My advice to the players: don’t be frightened – get your fingers out, stop playing the ‘Blame Game’ and start practising the things you are NOT good at.
I told Alex Levy to take it easy when he was practising in Dubai and it seemed to do the trick at the Trophée Hassan in Morocco. It was important for him to get his head in the right place.
That’s the hard part of being a Touring professional. When you’ve done all the hard work on the technical aspects, it’s then all about getting your head in order. It’s difficult, because when things don’t go as planned, they always think it’s the golf. With Alex, it’s almost like he needs a performance director. We gave him drills to do in the gym and on the driving range. He needed a bit more structure in his practice and I talked with Tom, his caddie, about that.
To be fair, the players should be their own performance director but they never are. They’re all the same – they all look for something to blame. I’m looking for the player who will say, “Yes, I can do that, and I’ll do that by myself and if I need you, I’ll call you.” Not – “oh heck, this isn’t right, that’s not right.” I’ve said it many, many times, it’s not about the ‘hitting’, it’s the competitive sharpness and the stage fright you’ve got to handle. Sometimes you look at players and they’re frightened to death. Alvaro Quiros in Morocco is a prime example. He was frightened. He finished with two birdies for second place but he was frightened of winning the tournament. It was a bit of luck for me because I actually gave him a lesson in Madrid a week earlier and I thought he was going to beat Alex, which would have been disastrous! I’ve done that too many times, unfortunately.

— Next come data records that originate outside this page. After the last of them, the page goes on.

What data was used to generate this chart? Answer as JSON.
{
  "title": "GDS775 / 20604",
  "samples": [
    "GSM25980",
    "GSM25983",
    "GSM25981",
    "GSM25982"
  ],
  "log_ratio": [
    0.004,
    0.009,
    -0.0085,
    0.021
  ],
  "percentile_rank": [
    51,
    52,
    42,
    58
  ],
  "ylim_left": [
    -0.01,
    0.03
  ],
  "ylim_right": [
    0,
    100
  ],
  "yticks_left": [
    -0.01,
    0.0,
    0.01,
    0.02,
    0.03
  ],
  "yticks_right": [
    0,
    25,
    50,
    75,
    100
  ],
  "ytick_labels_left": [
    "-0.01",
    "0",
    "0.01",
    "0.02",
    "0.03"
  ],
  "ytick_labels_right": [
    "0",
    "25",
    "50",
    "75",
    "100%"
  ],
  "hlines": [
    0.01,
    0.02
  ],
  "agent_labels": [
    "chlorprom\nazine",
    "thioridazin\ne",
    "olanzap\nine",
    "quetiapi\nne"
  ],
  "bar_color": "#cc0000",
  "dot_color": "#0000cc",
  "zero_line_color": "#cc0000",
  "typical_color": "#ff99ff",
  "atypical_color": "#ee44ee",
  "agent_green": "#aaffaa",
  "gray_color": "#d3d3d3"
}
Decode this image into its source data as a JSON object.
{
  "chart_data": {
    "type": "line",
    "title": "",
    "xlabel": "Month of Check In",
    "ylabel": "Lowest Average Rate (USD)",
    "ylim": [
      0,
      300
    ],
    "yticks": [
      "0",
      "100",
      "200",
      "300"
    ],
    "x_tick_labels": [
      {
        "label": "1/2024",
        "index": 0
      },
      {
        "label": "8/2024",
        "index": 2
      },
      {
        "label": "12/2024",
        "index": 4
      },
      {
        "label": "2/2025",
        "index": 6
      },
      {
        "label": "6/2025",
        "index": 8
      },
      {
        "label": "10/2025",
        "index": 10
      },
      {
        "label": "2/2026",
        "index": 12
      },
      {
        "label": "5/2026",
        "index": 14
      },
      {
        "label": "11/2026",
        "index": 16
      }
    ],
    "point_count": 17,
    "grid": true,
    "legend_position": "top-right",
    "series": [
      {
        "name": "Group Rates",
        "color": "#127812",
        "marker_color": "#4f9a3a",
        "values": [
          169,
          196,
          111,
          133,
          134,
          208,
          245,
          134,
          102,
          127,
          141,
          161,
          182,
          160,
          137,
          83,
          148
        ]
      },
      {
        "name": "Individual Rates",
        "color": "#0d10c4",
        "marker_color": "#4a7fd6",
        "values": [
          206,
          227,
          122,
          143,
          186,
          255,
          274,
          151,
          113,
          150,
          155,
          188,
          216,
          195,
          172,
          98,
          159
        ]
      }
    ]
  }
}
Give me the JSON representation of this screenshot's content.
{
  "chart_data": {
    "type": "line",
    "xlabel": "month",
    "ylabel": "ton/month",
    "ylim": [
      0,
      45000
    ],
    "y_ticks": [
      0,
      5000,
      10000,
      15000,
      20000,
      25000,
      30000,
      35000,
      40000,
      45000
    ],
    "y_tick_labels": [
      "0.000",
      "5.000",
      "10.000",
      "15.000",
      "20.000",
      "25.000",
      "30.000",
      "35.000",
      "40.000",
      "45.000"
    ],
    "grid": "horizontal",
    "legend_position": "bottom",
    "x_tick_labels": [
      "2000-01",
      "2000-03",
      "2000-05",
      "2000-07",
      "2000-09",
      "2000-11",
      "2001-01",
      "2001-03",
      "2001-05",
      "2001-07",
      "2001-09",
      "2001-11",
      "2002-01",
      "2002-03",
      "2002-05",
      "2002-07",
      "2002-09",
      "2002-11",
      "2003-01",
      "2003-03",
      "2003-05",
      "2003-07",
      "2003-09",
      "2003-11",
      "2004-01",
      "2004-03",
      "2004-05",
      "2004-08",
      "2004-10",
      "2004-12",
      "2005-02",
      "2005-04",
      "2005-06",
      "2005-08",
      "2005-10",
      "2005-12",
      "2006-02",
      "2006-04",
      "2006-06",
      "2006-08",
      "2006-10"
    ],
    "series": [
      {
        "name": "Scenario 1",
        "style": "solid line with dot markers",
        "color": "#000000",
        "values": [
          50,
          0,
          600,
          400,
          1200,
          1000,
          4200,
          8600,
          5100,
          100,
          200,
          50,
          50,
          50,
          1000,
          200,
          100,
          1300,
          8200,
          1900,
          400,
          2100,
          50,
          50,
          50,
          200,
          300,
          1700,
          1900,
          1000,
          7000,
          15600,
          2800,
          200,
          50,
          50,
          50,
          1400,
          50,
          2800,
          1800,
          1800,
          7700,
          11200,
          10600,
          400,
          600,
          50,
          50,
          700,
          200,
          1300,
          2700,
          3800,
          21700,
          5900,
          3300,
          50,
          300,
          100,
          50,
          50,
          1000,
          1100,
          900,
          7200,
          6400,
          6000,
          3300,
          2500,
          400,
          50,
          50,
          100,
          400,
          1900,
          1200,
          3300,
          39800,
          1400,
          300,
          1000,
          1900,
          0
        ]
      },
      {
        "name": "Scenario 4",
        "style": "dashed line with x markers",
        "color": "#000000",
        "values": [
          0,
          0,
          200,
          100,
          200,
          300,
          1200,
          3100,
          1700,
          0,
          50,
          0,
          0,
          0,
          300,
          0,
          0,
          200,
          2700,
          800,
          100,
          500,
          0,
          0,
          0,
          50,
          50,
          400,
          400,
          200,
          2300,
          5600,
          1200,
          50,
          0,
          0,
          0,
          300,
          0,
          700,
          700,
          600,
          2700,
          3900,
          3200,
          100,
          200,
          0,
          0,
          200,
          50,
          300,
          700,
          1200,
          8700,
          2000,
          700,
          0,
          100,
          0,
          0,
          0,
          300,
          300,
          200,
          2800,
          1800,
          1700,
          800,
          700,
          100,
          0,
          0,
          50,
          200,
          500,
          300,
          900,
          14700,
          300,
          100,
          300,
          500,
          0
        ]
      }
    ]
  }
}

Looking back to Houston, where Ian Poulter won, it was a case of giving him some stern advice and inspiration on the Friday morning. He was 1-over through 17 holes before rain curtailed day one, so we were sat in the caddies’ room waiting for him to go out and play the 18th, probably the hardest hole on the course. He then had to go back out an hour later to start his second round. He parred the hole, but during that wait to begin the second round, he was turning the air blue about his prospects and he asked me: “What on earth am I doing here – inspire me.” So I said: “Well what happens if you go out and shoot 8-under, and then do it again two times over the weekend? You’ll have won the event and you’ll make the Masters.” “Oh yeah, right, of course I can do that,” was his sarcastic response. So I said: “Do you really want to know what will inspire you, Ian? Exactly the opposite of ‘what on earth am I doing here?’ You’ve got to turn that around and say to yourself: “I’m here for a purpose and I’ve got to do the best I can.” That’s what I said to him, and that’s exactly what he did.

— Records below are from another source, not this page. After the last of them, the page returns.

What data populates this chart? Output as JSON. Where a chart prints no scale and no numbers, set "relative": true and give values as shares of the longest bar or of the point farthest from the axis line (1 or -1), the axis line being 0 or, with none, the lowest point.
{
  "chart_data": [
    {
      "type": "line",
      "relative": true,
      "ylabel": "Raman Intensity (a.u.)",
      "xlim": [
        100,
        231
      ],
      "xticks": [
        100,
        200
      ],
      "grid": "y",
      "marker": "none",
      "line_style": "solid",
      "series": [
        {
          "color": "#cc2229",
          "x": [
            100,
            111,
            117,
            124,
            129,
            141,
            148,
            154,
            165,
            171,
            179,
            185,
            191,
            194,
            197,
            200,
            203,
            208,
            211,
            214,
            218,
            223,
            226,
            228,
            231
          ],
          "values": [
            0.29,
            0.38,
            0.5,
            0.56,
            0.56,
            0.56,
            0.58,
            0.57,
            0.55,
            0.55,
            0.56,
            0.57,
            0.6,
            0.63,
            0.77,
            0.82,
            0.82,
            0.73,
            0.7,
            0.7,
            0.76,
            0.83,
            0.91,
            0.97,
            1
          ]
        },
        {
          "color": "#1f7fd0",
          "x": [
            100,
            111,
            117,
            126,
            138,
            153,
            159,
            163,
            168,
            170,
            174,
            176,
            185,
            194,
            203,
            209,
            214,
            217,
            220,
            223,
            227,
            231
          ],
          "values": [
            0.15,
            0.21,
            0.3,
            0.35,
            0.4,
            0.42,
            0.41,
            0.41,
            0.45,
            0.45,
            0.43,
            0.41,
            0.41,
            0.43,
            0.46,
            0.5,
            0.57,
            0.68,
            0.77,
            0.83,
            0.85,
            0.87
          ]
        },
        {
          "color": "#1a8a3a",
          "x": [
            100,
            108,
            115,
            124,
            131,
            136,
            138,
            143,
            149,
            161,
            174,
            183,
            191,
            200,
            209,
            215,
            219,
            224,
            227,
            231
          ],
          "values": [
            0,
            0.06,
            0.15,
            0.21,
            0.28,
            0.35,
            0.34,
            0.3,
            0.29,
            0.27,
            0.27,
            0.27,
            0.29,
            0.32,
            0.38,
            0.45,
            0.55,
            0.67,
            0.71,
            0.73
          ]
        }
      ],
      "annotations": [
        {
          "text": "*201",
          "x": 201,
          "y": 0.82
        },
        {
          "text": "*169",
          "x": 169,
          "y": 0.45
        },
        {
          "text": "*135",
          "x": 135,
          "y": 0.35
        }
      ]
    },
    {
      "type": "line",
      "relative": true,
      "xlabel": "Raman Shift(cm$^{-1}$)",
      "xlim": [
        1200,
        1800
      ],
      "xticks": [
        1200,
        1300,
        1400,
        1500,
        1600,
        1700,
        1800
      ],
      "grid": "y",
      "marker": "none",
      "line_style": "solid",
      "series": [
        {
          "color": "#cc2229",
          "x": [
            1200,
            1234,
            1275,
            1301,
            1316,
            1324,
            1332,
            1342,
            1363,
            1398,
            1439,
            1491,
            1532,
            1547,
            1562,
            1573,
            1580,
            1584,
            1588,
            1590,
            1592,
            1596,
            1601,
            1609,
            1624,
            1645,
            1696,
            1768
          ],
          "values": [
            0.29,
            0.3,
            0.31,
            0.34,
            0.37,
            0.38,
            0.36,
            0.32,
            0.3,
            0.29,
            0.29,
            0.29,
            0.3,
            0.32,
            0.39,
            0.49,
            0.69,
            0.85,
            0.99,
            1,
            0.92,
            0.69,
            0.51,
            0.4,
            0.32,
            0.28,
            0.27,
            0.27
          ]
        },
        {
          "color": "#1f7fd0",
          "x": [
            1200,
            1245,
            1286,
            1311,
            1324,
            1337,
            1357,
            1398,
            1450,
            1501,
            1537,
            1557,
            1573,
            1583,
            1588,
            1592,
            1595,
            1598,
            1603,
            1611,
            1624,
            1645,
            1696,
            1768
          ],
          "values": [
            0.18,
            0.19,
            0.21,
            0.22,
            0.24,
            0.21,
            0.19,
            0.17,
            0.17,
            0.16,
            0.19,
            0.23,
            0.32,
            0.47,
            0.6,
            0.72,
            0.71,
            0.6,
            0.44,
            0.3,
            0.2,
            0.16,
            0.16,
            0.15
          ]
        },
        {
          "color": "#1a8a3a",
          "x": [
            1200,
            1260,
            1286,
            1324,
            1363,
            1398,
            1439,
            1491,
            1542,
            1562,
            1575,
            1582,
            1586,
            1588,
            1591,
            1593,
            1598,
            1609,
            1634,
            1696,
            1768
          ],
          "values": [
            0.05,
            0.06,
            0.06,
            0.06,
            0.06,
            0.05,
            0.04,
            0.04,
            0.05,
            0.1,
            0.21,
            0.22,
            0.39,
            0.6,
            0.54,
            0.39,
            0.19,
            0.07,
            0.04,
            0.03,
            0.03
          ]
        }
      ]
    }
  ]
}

Looking ahead, I know that if Levy keeps playing at the level he’s at right now then he will be a certainty for The Ryder Cup. At this stage, with the event still five months away, so many players get affected by the prospect of qualifying. You can see it happening. We don’t know if Alex is going to suffer. Most Ryder Cup rookies will suffer – but not those rookies in the elite bracket, like Jon Rahm. There’s always somebody who looks like a dead cert to make the team but messes it up towards the end and doesn’t get in. Darren Clarke couldn’t really fail last time because that was a prime example of the ‘changing of the guard.’ The likes of McDowell, Donald, Poulter were all absent. It’s a massive undertaking.

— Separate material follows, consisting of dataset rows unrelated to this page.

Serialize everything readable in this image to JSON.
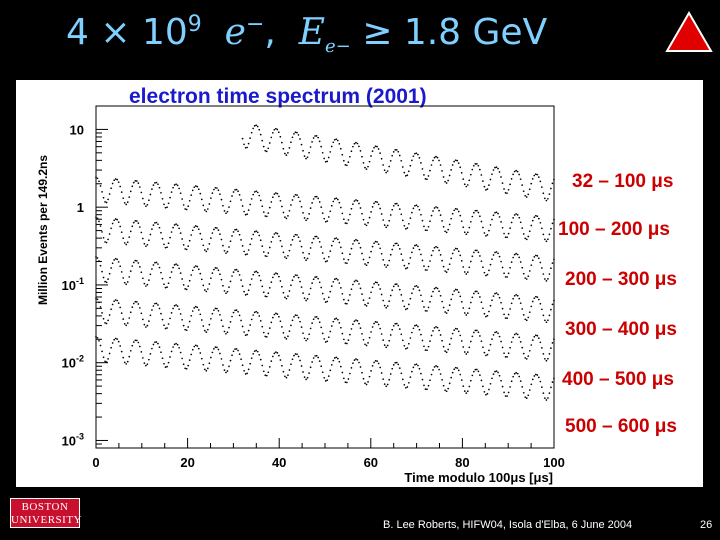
{
  "slide": {
    "title_count": "4 × 10",
    "title_exp": "9",
    "title_particle": "e",
    "title_particle_sup": "−",
    "title_energy_sym": "E",
    "title_energy_sub": "e−",
    "title_relation": "≥ 1.8 GeV",
    "footer": "B. Lee Roberts, HIFW04,  Isola d'Elba, 6 June 2004",
    "page_number": "26",
    "logo_line1": "BOSTON",
    "logo_line2": "UNIVERSITY"
  },
  "colors": {
    "title": "#7fd0ff",
    "accent_red": "#cc0000",
    "triangle": "#e00000"
  },
  "chart_data": {
    "type": "scatter",
    "title": "electron time spectrum (2001)",
    "xlabel": "Time modulo 100μs [μs]",
    "ylabel": "Million Events per 149.2ns",
    "xlim": [
      0,
      100
    ],
    "ylim_log": [
      0.0008,
      20
    ],
    "x_ticks": [
      "0",
      "20",
      "40",
      "60",
      "80",
      "100"
    ],
    "y_ticks": [
      {
        "base": "10",
        "exp": "",
        "value": 10
      },
      {
        "base": "1",
        "exp": "",
        "value": 1
      },
      {
        "base": "10",
        "exp": "-1",
        "value": 0.1
      },
      {
        "base": "10",
        "exp": "-2",
        "value": 0.01
      },
      {
        "base": "10",
        "exp": "-3",
        "value": 0.001
      }
    ],
    "grid": false,
    "oscillation_period_us": 4.37,
    "series": [
      {
        "name": "32 – 100  μs",
        "x_start": 32,
        "x_end": 100,
        "y_start": 9,
        "y_end": 1.8,
        "mod_amp": 0.35
      },
      {
        "name": "100 – 200  μs",
        "x_start": 0,
        "x_end": 100,
        "y_start": 1.8,
        "y_end": 0.55,
        "mod_amp": 0.35
      },
      {
        "name": "200 – 300  μs",
        "x_start": 0,
        "x_end": 100,
        "y_start": 0.55,
        "y_end": 0.17,
        "mod_amp": 0.35
      },
      {
        "name": "300 – 400  μs",
        "x_start": 0,
        "x_end": 100,
        "y_start": 0.17,
        "y_end": 0.05,
        "mod_amp": 0.35
      },
      {
        "name": "400 – 500  μs",
        "x_start": 0,
        "x_end": 100,
        "y_start": 0.05,
        "y_end": 0.016,
        "mod_amp": 0.35
      },
      {
        "name": "500 – 600  μs",
        "x_start": 0,
        "x_end": 100,
        "y_start": 0.016,
        "y_end": 0.005,
        "mod_amp": 0.35
      }
    ]
  }
}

There are four from the rookies at Hazeltine who will struggle to get in this year – Danny Willett, Chris Wood, Andy Sullivan and Matt Fitzpatrick. Matt wants to play in America and he enjoys it. But he needs to return to play in Europe and win a couple of titles and get some confidence back. If he did that, he’d be in the mix every week and move up the rankings. In America, players don’t seem to realise that you can play well and still miss the cut. They all need to get their finger out. Looking at the work ethic of some of today’s players, they need to work hard on the right things. Players fall into the trap of practising what they are good at in order to build confidence. They don’t like doing the things they are not good at. When players start practising the right things, like Alex did before he won in Morocco, then the good performances will come.